I took a flashlight and headed out of the room, thinking that the second thing I was going to do as soon as I could get the car out was to buy another Dutch oven for the kitchen.
It was too cold to dress in my bedroom, so I got the warmest clothes I could find, plus a heavy coat and shoes, and went downstairs to put them on by the fire. I declare, I didn’t think my feet would ever be warm again.

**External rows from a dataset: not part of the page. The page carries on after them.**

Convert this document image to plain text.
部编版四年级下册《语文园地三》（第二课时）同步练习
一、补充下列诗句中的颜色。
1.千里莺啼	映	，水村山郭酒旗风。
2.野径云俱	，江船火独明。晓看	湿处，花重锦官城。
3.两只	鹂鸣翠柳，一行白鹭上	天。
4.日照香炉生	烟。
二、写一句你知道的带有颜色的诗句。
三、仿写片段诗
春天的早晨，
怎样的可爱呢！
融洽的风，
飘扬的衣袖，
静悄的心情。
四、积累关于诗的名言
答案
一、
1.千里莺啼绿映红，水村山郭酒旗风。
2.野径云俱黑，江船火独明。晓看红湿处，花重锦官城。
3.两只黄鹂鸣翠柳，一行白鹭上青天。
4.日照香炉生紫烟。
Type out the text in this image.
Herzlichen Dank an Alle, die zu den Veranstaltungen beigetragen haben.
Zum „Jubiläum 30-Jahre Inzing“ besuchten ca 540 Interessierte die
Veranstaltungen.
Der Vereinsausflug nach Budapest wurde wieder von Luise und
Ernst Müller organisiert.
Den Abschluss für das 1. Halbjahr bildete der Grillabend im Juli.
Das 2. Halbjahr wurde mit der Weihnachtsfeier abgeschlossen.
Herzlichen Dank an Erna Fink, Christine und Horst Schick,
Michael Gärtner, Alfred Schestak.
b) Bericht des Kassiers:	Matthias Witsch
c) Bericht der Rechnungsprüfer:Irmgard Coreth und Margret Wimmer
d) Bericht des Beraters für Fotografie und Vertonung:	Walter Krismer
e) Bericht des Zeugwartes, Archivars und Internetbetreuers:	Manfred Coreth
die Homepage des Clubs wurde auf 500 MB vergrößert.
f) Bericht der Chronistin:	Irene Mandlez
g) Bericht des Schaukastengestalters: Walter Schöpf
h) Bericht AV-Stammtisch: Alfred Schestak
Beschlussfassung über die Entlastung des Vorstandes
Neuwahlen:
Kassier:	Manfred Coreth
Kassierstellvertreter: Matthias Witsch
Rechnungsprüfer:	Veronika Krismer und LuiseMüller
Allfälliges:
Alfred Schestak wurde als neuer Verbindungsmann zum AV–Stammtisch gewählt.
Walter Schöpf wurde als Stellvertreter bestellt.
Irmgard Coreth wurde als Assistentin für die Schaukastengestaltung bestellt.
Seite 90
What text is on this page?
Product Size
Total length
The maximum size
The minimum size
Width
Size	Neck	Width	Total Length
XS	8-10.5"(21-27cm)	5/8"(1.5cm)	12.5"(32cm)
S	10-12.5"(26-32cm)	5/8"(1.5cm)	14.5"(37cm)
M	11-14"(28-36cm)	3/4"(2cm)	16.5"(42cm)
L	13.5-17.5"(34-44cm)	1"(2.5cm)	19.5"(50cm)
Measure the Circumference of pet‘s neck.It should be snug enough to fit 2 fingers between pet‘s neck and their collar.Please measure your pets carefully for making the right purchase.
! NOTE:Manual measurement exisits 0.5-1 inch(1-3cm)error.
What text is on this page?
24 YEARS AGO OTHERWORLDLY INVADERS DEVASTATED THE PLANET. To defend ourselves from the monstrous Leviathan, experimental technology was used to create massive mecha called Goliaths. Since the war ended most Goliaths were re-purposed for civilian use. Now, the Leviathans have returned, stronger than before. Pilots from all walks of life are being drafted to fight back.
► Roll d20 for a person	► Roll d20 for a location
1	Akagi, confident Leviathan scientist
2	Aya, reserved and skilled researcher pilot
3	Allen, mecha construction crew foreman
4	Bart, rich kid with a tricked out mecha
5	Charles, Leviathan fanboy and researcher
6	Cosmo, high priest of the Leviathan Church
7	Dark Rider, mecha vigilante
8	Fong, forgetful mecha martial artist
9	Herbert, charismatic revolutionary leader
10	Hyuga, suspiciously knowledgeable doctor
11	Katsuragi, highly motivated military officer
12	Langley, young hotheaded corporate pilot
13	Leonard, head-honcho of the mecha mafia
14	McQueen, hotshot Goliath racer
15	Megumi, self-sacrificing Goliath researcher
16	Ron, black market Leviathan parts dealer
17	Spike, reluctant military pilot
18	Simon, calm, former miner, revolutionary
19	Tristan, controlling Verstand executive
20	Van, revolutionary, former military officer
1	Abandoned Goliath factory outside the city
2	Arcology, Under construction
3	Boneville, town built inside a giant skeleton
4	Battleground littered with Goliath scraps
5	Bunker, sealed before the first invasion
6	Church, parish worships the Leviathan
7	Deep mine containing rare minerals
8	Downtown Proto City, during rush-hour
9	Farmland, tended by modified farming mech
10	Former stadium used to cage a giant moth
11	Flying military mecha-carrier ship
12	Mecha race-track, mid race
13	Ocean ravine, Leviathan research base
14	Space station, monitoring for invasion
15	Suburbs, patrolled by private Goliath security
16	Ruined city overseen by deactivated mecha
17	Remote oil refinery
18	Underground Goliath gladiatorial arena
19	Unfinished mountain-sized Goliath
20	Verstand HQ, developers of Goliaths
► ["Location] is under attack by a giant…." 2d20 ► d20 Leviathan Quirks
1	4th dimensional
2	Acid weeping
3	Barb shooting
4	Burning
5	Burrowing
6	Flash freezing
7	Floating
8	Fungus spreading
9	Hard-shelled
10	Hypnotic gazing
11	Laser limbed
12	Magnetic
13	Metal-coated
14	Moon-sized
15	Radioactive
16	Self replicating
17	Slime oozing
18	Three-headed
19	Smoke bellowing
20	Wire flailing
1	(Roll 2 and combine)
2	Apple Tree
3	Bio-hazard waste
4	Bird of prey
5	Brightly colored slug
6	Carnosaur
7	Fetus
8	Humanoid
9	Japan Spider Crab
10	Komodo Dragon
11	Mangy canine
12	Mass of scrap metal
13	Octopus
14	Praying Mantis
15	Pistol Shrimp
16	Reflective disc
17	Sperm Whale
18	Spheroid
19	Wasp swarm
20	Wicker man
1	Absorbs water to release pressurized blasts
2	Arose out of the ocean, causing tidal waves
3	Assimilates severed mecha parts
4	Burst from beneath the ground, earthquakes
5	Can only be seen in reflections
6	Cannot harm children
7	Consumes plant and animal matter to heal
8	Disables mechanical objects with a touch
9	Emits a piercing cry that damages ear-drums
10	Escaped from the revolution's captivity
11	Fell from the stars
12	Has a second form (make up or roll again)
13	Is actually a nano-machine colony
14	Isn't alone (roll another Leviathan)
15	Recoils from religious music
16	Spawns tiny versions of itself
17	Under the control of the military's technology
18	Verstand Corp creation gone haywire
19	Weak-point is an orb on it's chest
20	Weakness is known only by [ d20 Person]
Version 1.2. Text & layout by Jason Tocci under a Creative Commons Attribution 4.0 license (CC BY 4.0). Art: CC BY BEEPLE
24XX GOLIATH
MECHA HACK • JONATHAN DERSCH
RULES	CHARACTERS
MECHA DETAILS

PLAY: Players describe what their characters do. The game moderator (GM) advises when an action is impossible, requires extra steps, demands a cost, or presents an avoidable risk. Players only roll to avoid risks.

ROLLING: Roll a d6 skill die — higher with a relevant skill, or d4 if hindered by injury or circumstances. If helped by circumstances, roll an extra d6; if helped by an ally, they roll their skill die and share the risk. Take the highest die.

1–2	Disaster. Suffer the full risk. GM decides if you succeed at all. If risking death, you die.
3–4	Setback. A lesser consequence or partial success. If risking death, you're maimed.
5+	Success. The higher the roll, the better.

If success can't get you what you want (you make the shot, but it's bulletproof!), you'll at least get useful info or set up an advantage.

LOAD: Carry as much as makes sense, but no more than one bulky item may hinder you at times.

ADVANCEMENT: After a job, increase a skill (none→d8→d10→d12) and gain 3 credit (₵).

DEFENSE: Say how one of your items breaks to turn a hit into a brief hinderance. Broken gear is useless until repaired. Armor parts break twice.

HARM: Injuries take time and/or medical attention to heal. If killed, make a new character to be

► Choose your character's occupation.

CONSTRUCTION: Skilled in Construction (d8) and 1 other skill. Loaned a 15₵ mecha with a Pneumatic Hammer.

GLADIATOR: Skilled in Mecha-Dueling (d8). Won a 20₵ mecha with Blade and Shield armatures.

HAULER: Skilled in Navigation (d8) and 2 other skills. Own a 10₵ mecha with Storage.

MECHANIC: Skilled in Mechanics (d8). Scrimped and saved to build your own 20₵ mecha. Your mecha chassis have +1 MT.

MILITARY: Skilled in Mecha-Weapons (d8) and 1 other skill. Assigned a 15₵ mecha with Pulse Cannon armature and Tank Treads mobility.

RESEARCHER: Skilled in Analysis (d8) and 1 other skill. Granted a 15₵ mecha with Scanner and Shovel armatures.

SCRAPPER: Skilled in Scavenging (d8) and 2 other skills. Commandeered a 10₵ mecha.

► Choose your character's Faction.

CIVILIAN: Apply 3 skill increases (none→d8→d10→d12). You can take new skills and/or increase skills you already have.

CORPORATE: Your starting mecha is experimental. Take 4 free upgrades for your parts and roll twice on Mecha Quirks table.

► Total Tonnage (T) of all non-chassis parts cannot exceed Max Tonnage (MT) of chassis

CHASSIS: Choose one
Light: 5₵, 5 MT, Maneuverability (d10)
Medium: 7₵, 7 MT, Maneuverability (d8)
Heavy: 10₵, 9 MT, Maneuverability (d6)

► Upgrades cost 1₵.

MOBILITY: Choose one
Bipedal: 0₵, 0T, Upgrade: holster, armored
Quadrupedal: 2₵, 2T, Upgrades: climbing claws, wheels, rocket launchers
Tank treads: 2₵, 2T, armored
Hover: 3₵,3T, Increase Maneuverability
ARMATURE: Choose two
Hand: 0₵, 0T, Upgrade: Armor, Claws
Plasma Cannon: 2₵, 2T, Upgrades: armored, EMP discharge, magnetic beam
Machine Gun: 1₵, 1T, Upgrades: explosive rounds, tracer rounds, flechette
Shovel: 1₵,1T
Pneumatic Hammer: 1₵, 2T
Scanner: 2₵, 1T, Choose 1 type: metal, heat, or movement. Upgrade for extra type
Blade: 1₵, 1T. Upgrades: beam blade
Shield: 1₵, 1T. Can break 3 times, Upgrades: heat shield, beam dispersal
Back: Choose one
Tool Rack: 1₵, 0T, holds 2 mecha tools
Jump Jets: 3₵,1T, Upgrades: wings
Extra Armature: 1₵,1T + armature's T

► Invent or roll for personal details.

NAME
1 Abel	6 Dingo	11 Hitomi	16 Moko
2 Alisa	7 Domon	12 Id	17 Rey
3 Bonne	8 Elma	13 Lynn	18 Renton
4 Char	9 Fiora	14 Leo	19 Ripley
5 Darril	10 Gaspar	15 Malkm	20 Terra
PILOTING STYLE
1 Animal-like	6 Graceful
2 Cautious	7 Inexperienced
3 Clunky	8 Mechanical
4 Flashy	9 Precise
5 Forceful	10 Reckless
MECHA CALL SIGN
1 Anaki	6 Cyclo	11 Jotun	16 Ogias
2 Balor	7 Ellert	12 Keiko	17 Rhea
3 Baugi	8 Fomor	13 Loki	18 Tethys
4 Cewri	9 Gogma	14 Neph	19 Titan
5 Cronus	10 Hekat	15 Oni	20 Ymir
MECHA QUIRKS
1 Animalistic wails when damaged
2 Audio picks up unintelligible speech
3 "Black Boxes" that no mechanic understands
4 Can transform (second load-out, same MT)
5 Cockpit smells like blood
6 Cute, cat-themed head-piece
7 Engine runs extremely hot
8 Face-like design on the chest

When Lillian and I had the furniture back in place, you could hardly tell that my living room had doubled as a delivery room except for the pile of blankets and stack of unused towels that we hadn’t bothered to put away.
“Oh, Lillian,” I said, a sudden thought coming to me. “Were we supposed to boil water?”
“What for?”
“I don’t know. Maybe to wash our hands, but we didn’t do that either.”
“We do the best we can, ’cause that’s all we could do. No time for nothin’ else. What time you got, anyway?”
Looking at my watch, I said, “Almost five-thirty. You want to take a guess at when those babies were born? The birth certificates may ask for it.”
“I say ’bout a hour ago, don’t you?” Lillian stopped and gave the matter some thought. “Le’s us say the first one come ’bout four-thirty, an’ the other one, ’bout four-forty. That sound right to you?”
“I think it was a little before that. What about the first one at four-twelve and the next one at four-twenty-two? That sounds more precise.”
“That’s fine with me, but you better be callin’ Mr. Pickens’fore it get too much later.”
“Oh my, yes, but that means I’ve got to go into Hazel Marie’s cold room and look for her cell phone. And you need to get some clothes on too.”
Each taking a flashlight and braving the cold again, we went our separate ways. Going into Hazel Marie’s room, I swept the area with the flashlight beam and couldn’t see the cell phone anywhere. I knew I’d talked to the emergency dispatcher on it, but I couldn’t remember what I’d done with it after that. I might’ve still been searching if it hadn’t started ringing.